This is the original code.
a = b [0:1] + b [3:4]
This is the simplified code.
a = b [0:1 3:4]
# or
a = b [0:1,3:4]
This is the original code.
a = b [0:1] + b [3:4]
This is the simplified code.
a = b [0:1 3:4]
# or
a = b [0:1,3:4]
That doesn’t look any simpler to me. The first version looks like a mistake (maybe they intended [0:13:4]
?), and the second example conflicts with other uses of indexing, like numpy arrays.
More importantly, this is a breaking change , because slices can hold any arbitrary object.
a[0:"a" "b":2]
concatenates the string into "ab"
, which is indeed valid right now.1,3
currently evaluates to a tuple, which is also valid.Not in this context because the colon takes priority over the comma, 1:2,3:4
as a key already means (slice(1, 2, None), slice(3, 4, None))
.
>>> class Container:
... def __getitem__(self, key):
... return key
...
>>> Container()[1:2,3:4]
(slice(1, 2, None), slice(3, 4, None))
“”“python
a = b[0:1] [3:4]
“””
How does this code look?
This means: Slice from index 3 to 4 from this one-element list.
I wouldn’t characterize the second example as a “conflict” with numpy arrays. The proposal is about list slicing after all. Different classes are free to interpret indexing in different ways. And I think b[0:1, 3:4]
where b
is a list feels intuitive enough to be taught as a concatenation of multiple ranges/slices.
Questions related to slicing in multiple ranges are rather frequently asked on StackOverflow, and the existing solutions are either inefficient (with +
), not super readable (with itertools.chain
), clunky (with for
loops) or requiring a third-party library, so there may be value in adding built-in support for slicing in multiple ranges for lists.
The proposal just says “slicing” and there’s no indication that b
is a list. It’s just a thing getting sliced.
Ah you’re right that the OP didn’t explicitly say it’s for a list. I just presumed it’s for a list because the OP uses the +
operator. I stand by the rest of what I said though.
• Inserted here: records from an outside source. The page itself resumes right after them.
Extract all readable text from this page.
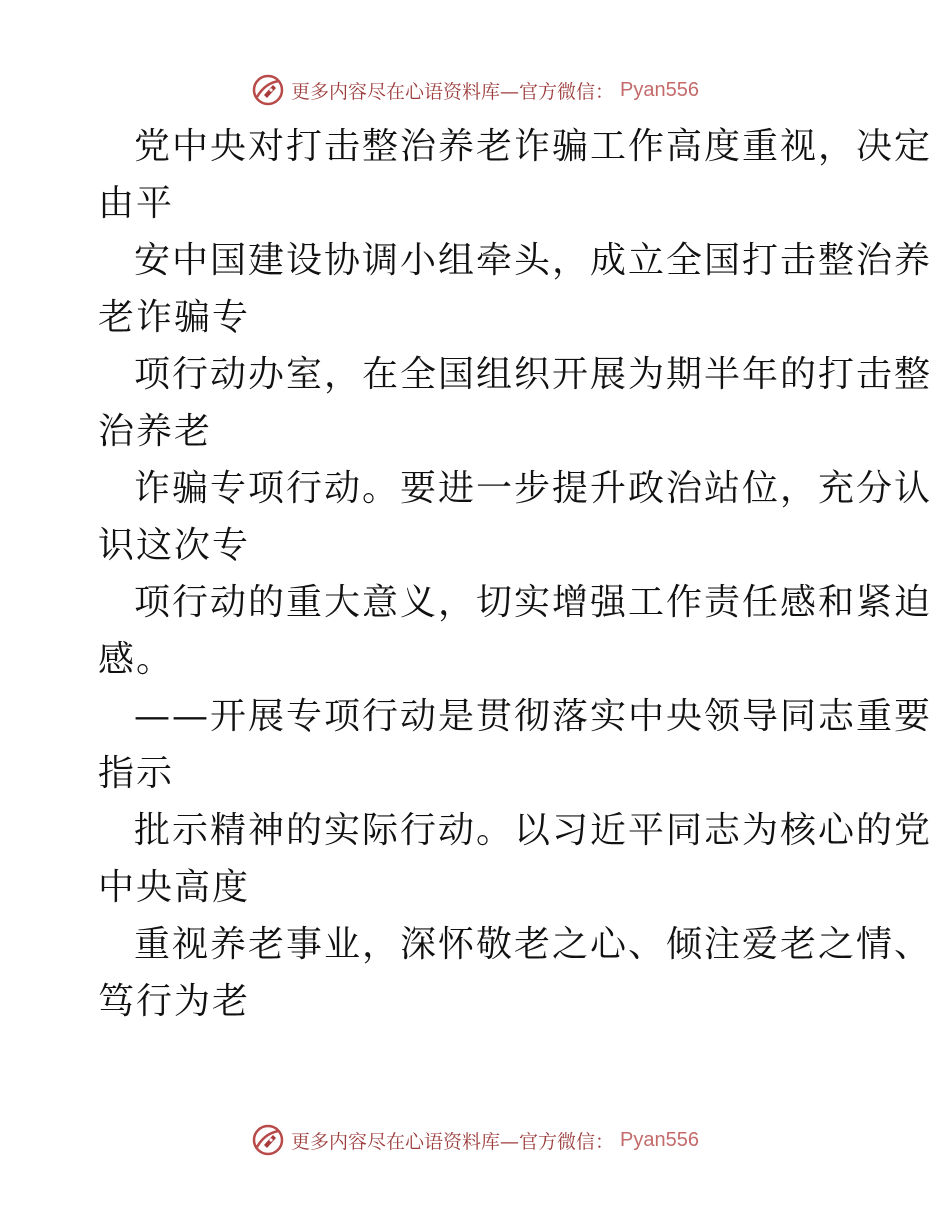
更多内容尽在心语资料库—官方微信： Pyan556
党中央对打击整治养老诈骗工作高度重视，决定
由平
安中国建设协调小组牵头，成立全国打击整治养
老诈骗专
项行动办室，在全国组织开展为期半年的打击整
治养老
诈骗专项行动。要进一步提升政治站位，充分认
识这次专
项行动的重大意义，切实增强工作责任感和紧迫
感。
——开展专项行动是贯彻落实中央领导同志重要
指示
批示精神的实际行动。以习近平同志为核心的党
中央高度
重视养老事业，深怀敬老之心、倾注爱老之情、
笃行为老
更多内容尽在心语资料库—官方微信： Pyan556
You can also implement a slicer yourself like this:
class Slicer:
def __init__(self, seq):
self.seq = seq
def __getitem__(self, index):
if isinstance(index, tuple):
return type(self.seq)(
self.seq[i]
for s in index
for i in range(*s.indices(len(self.seq)))
)
return self.seq[index]
so that:
b = list(range(10))
print(Slicer(b)[1:4, 7:9])
outputs:
[1, 2, 3, 7, 8]
Why not just use the slice on the sequence?
return type(self.seq)(
x
for s in index
for x in self.seq[s]
)
Because most sequence types create new copies when sliced and I was trying to avoid creating intermediate sequences.
List slicing is fast though so it may not matter that much.